Hiroshima a reminder of the urgent need to ban and eliminate nuclear weapons
April 11, 2014
Update (April 13, 2014): The participating foreign ministers issued a declaration on the final day of the meeting. ICAN’s response (available also in Japanese) describes the meeting as “a wasted opportunity” to advance a ban on nuclear weapons.
As foreign ministers from eight nations meet today in Hiroshima as part of the Non-Proliferation and Disarmament Initiative (NPDI), the International Campaign to Abolish Nuclear Weapons (ICAN) is urging greater leadership in global efforts to prohibit and eliminate nuclear weapons.
The NPDI, a cross-regional, ministerial-level group initiated by Australia and Japan in 2010, comprises Canada, Chile, Germany, Mexico, the Netherlands, Nigeria, the Philippines, Poland, Turkey and the United Arab Emirates. A senior official from the US government, as well as the Indonesian foreign minister, will also participate in the meeting.
The NPDI was set up to support implementation of the consensus outcomes of the 2010 Non-Proliferation Treaty review conference, which includes the “objective of achieving a world without nuclear weapons”. Since that conference, international talks on nuclear disarmament have increasingly focused on the catastrophic humanitarian impact of nuclear weapons.
All NPDI members participated in both the March 2013 conference in Norway and the February 2014 conference in Mexico on the humanitarian impact of nuclear weapons, and ICAN hopes that the outcomes of those conferences will be reflected in the statement resulting from the NPDI meeting today in Hiroshima.
ICAN representatives attending the meeting wrote to the participating ministers last month setting out a list of recommendations.
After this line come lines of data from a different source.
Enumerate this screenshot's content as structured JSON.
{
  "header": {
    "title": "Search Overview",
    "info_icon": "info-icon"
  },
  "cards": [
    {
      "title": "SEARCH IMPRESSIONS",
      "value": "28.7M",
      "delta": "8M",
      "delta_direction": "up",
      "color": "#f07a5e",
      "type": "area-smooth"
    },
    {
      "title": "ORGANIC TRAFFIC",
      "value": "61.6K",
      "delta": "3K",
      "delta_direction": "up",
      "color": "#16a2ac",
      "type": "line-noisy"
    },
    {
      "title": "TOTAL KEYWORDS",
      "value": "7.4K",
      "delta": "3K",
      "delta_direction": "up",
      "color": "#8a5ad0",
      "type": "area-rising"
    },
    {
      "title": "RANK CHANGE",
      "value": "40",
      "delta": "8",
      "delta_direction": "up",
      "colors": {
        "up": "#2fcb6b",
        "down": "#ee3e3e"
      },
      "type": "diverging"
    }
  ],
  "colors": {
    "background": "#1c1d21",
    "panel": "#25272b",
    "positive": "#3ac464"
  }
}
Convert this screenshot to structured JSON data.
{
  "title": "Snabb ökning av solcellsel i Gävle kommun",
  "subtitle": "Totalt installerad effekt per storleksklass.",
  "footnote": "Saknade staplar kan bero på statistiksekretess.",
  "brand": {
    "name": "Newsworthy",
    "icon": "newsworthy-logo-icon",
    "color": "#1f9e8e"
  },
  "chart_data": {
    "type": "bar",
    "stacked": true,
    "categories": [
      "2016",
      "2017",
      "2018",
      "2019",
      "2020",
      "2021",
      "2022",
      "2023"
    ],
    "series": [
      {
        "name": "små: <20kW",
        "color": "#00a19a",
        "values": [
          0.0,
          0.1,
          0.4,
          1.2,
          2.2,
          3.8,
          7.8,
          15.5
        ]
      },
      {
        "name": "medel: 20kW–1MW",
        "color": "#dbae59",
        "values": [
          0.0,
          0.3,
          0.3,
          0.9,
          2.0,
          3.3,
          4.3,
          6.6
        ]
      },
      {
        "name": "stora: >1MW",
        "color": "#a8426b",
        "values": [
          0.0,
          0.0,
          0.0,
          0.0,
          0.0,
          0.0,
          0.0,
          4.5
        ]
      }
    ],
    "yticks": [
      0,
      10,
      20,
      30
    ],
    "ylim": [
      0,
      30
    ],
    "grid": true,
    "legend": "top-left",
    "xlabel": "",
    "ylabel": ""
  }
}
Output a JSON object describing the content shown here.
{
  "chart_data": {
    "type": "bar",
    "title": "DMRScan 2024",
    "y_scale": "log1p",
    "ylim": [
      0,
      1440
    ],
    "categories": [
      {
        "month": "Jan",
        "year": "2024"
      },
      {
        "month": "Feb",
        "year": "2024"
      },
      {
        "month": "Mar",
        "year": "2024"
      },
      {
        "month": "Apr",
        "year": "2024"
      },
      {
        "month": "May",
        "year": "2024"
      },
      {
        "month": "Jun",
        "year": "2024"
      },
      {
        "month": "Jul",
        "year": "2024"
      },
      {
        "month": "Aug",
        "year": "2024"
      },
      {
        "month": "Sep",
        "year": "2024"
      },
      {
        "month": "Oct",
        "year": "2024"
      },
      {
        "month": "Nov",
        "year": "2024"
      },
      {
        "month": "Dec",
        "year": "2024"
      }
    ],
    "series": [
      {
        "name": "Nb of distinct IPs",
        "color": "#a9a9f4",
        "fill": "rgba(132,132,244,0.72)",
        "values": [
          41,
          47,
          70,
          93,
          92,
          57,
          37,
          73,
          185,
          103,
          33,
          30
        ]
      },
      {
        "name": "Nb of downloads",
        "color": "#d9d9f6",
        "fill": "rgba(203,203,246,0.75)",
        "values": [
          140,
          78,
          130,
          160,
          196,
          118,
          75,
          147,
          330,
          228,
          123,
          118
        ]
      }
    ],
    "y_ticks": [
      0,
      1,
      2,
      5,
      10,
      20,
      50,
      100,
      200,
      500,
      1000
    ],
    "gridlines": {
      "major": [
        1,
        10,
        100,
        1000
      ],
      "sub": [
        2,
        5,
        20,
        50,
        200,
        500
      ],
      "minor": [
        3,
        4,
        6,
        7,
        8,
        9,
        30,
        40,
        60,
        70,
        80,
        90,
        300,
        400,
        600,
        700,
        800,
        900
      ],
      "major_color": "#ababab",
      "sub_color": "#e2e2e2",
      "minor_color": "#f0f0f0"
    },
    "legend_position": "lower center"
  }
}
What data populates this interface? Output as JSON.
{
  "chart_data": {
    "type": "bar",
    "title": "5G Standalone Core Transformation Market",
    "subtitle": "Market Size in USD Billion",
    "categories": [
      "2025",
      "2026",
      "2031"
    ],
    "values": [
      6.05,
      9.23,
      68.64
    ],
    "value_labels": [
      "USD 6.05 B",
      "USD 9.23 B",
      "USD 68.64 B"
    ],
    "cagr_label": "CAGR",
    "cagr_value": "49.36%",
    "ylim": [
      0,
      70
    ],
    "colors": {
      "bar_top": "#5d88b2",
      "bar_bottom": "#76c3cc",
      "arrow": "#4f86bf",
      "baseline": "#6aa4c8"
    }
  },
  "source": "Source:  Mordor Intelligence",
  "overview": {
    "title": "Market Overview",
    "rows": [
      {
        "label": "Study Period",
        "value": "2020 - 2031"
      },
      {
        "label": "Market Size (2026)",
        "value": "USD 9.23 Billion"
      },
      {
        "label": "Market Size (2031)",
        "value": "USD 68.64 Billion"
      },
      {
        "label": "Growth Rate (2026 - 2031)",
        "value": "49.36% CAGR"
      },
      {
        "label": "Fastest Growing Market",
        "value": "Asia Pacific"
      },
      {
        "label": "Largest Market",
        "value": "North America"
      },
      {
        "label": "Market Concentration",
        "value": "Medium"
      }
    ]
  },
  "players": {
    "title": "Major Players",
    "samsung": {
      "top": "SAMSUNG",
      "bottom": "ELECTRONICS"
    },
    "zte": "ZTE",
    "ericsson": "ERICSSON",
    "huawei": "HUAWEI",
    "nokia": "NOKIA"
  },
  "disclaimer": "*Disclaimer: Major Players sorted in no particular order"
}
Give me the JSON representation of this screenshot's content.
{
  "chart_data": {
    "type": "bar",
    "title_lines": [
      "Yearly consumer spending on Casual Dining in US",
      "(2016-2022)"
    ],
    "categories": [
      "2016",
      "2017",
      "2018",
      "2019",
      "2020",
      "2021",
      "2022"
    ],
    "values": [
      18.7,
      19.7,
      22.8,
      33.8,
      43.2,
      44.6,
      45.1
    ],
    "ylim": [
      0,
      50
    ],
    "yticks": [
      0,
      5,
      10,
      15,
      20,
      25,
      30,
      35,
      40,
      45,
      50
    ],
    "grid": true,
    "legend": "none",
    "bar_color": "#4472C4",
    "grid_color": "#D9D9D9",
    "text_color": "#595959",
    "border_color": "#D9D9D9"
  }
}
They urged them to “support the growing international call for negotiations in the near term on a treaty to ban the use, deployment, production, stockpiling and transport of nuclear weapons, and require their total elimination”.
They wrote that “it is wholly unacceptable that the very worst weapons of mass destruction are the only ones not yet prohibited by clear, treaty-based international law”. This reflects the chair’s summary from the conference in Mexico this February, which noted that “in the past, weapons have been eliminated after they have been outlawed”.
The ICAN letter points out that seven of the NPDI nations continue to subscribe to the notion of “extended nuclear deterrence” in their security strategy, including both Japan and Australia, and three of the NPDI nations host US nuclear weapons on their territory – a practice that undermines efforts to achieve a nuclear-weapon-free world.
According to an Australia-wide Nielsen poll released today, 84 per cent of the 1,500 people surveyed think that Australia should support current efforts for a treaty banning nuclear weapons. Japan and other NPDI members have also come under intense pressure in recent years to support a ban.
“There is an urgent public health imperative to outlaw and eliminate nuclear weapons before they are ever used again,” said Australian-based ICAN co-chair Dr Tilman Ruff. “The people of Japan – especially the people of Hiroshima – are really expecting a strong statement,” ICAN co-chair Akira Kawasaki, from Tokyo, informed the media yesterday.
ICAN partner organization Pax, based in the Netherlands, issued a report last month written by disarmament campaigner Susi Snyder highlighting the important role of the NPDI in advancing a nuclear-weapon-free world. It sets out a series of recommendations for the Hiroshima meeting, including that the ministers should support a ban.